When streamlining the preoperative process, Dr. Cima said, the most important thing is to start on time.

The hospital tried to get buy-in from employees by implementing OR briefings with the OR team, creating a communication council to effectively disseminate information through all levels of staff, and conducting a survey to identify major drivers of employee participation - many of which were not financial, Dr. Cima noted.
 
Some of the drivers included promotion of shared goals, encouragement of continuous professional growth, frequent recognition of individual employee contributions, and executive demonstration of values and commitment to the project.

Data collected before the intervention and 18 months afterward from the first three specialties tested showed that on-time starts increased from 50% to 80% for thoracic surgery, from 64% to 92% for gynecologic surgery, and from 60% to 92% for general/colorectal surgery.

The differences were all significant (P less than .05), he said.

The percentage of operations performed past 5 p.m. stayed relatively constant before and after intervention among thoracic surgeons at 34% vs. 36%, respectively. However, it decreased significantly for gynecologic surgeons (from 42% to 36%) and general/colorectal surgeons (from 37% to 31%) (P less than .05 for both).

The average nonoperative or turnover time was reduced by 10-15 minutes among the three specialties, or 25% for thoracic surgery, 43% for gynecologic surgery, and 32% for general/colorectal surgery, Dr. Cima said.

Staff overtime was reduced by an average of 17 minutes per month for thoracic surgery (16%), 19 minutes for gynecologic surgery (18%), and 46 minutes for general/colorectal surgery (53%).

The financial impact of these improvements was at times quite dramatic, he said.

For example, the financial margin increased 22% or $21,340 per OR/day for thoracic surgery, 16% or $24,570 per OR/day for gynecologic surgery, and 55% and $47,700 per OR/day for general/colorectal surgery.

“Some people say this is a Hawthorne effect . . . but this is sustainable and in some cases actually increases as the teams become more efficient," he said, noting that positive improvements have now been reported in nine separate specialties.

Invited discussant Dr. R. Stephen Smith called the project a “monumental effort," but questioned whether the methodology is applicable to the average worker in the average hospital.

“Surgeons and others who toil in the operating room are not analogous to Toyota assembly line workers in Japan," according to Dr. Smith, interim chair, department of surgery, Virginia Tech Carilion School of Medicine in Roanoke.

He also questioned how less affluent institutions could marshal the hospitalwide resources necessary to institute Lean/Six Sigma projects.

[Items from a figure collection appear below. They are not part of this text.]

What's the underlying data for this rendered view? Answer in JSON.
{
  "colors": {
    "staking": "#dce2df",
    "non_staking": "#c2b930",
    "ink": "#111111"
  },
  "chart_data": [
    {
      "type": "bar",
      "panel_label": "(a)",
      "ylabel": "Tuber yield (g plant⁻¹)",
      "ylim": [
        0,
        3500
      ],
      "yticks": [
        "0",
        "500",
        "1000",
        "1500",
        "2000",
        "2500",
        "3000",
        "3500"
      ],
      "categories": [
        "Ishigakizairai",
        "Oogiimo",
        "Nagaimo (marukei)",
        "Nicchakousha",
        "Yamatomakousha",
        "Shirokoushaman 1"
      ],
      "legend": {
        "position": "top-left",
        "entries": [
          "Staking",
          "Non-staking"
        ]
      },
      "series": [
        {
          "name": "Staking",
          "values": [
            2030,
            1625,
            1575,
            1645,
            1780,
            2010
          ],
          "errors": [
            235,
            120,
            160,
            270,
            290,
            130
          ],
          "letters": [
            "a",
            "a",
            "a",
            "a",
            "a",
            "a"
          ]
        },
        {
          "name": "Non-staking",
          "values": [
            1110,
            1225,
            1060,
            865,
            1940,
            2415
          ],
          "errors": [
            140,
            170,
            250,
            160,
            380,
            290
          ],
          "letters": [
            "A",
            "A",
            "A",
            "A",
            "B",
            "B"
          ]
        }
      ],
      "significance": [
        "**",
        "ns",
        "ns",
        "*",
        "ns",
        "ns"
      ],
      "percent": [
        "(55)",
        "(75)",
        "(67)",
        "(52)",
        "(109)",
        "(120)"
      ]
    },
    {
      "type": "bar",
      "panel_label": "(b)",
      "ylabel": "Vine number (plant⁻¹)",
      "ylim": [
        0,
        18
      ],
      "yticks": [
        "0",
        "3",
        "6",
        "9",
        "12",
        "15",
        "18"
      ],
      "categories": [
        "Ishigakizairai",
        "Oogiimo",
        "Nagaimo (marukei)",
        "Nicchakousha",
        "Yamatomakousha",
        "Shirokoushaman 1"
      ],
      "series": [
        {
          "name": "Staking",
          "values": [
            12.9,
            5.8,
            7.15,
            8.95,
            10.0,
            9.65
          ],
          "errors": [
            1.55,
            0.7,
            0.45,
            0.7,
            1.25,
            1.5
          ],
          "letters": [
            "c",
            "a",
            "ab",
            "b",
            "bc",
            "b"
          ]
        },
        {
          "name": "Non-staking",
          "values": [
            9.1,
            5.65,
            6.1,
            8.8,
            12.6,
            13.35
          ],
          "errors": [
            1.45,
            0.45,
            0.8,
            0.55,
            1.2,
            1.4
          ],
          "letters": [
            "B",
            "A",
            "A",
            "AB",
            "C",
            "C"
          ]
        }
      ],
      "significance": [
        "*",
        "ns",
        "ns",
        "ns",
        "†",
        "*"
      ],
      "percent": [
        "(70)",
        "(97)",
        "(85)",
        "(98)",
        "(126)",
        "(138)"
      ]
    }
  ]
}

Dr. Cima responded that the project required very few resources, and that smaller institutions actually may be in a better position to implement Lean/Six Sigma because they are less constrained by bureaucracy.

Dr. Cima acknowledged that the hospital population may be unique in its commitment to the success of the overall institution, as opposed to individual productivity, but added that there are advantages for the employees to come together in smaller settings such as in ambulatory, outpatient surgical practices.

For example, surgeons may be able to return to the clinic earlier and see more cases if the surgical suite is run more efficiently.

“One of the efforts that has to be brought out to bring people together is to make sure everyone knows what they want out of it and what they are willing to give up," Dr. Cima said. “It is a collaborative effort."

During the discussion, Dr. Tyler Hughes, from Memorial Hospital in McPherson, Kan., asked whether institutions can survive if they don't push through these kinds of process improvements.

“I would submit that any institution that doesn't look at their processes - and not just a step, but the whole process - will not be able to survive the next 10-15 years," Dr. Cima responded.

“The government is clearly sending a signal that efficiency, value, and safety are the three main ways you're going to survive."

The study was supported by the Mayo Clinic, department of surgery. Dr. Cima and Dr. Smith reported no conflicts of interest.